Pages about research ethics at the UofA
REMO: you'll use this site to get ethics approvals for your research projects
Tri-Council Policy Statement: Ethical Conduct for Research Involving Humans (read selectively). The following is a summary extract:
Article 1.1 The guidelines in this Policy are based on the following three core principles:
- Respect for Persons
- Concern for Welfare
Respect for Persons
Respect for Persons recognizes the intrinsic value of human beings and the respect and consideration that they are due. It encompasses the treatment of persons involved in research directly as participants and those who are participants because their data or human biological materials, which for the purposes of this Policy include materials related to human reproduction, are used in research. Respect for Persons incorporates the dual moral obligations to respect autonomy and to protect those with developing, impaired or diminished autonomy.
Concern for Welfare
The welfare of a person is the quality of that person’s experience of life in all its aspects. Welfare consists of the impact on individuals of factors such as their physical, mental and spiritual health, as well as their physical, economic and social circumstances. Thus, determinants of welfare can include housing, employment, security, family life, community membership, and social participation, among other aspects of life.
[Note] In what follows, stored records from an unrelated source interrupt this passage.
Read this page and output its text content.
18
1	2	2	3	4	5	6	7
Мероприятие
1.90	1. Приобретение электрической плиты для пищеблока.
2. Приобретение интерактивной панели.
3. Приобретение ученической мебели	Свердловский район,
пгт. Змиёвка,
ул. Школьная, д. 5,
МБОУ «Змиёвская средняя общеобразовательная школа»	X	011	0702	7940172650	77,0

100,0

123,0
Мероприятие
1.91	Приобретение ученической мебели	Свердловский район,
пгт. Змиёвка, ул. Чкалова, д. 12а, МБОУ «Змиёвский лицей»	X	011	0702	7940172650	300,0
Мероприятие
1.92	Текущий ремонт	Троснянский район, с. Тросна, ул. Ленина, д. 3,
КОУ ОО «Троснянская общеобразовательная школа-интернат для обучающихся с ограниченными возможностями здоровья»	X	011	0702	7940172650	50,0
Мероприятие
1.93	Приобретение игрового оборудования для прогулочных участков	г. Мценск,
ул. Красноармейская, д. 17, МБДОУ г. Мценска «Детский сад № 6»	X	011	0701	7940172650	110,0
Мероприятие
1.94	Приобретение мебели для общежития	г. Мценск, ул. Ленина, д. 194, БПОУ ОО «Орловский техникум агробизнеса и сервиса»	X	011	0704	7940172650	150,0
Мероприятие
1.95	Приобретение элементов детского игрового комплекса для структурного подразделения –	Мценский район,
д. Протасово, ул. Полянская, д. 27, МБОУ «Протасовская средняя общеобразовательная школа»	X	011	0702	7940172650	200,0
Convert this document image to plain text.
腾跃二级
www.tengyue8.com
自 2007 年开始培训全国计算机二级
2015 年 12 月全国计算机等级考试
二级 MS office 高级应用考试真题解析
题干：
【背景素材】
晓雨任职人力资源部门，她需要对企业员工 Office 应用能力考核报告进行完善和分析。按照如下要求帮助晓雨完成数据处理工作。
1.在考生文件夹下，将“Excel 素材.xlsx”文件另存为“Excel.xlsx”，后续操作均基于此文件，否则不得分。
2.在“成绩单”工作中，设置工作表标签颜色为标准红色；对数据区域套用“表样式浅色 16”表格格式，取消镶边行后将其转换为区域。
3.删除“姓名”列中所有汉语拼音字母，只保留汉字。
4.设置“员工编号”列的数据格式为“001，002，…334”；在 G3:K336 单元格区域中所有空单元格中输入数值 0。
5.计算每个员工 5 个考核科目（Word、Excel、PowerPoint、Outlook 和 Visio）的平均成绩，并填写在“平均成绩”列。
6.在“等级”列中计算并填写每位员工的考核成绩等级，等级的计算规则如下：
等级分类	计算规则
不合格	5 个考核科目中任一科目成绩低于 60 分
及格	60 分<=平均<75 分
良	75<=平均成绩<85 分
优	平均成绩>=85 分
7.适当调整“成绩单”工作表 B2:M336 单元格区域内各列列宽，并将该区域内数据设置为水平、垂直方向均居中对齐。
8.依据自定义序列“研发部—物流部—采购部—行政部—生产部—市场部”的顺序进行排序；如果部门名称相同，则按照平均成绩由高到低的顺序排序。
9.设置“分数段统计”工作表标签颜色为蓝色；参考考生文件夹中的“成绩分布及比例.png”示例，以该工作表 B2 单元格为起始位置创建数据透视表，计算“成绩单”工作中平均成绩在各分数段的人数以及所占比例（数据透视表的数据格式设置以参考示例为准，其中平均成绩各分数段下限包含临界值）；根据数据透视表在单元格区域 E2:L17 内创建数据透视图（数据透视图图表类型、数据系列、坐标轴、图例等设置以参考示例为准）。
Other contributing factors to welfare are privacy and the control of information about the person, and the treatment of human biological materials according to the free, informed and ongoing consent of the person who was the source of the information or materials. A person’s or group’s welfare is also affected by the welfare of those who are important to them. Harm includes any negative effects on welfare, broadly construed.
Justice refers to the obligation to treat people fairly and equitably. Fairness entails treating all people with equal respect and concern. Equity requires distributing the benefits and burdens of research participation in such a way that no segment of the population is unduly burdened by the harms of research or denied the benefits of the knowledge generated from it.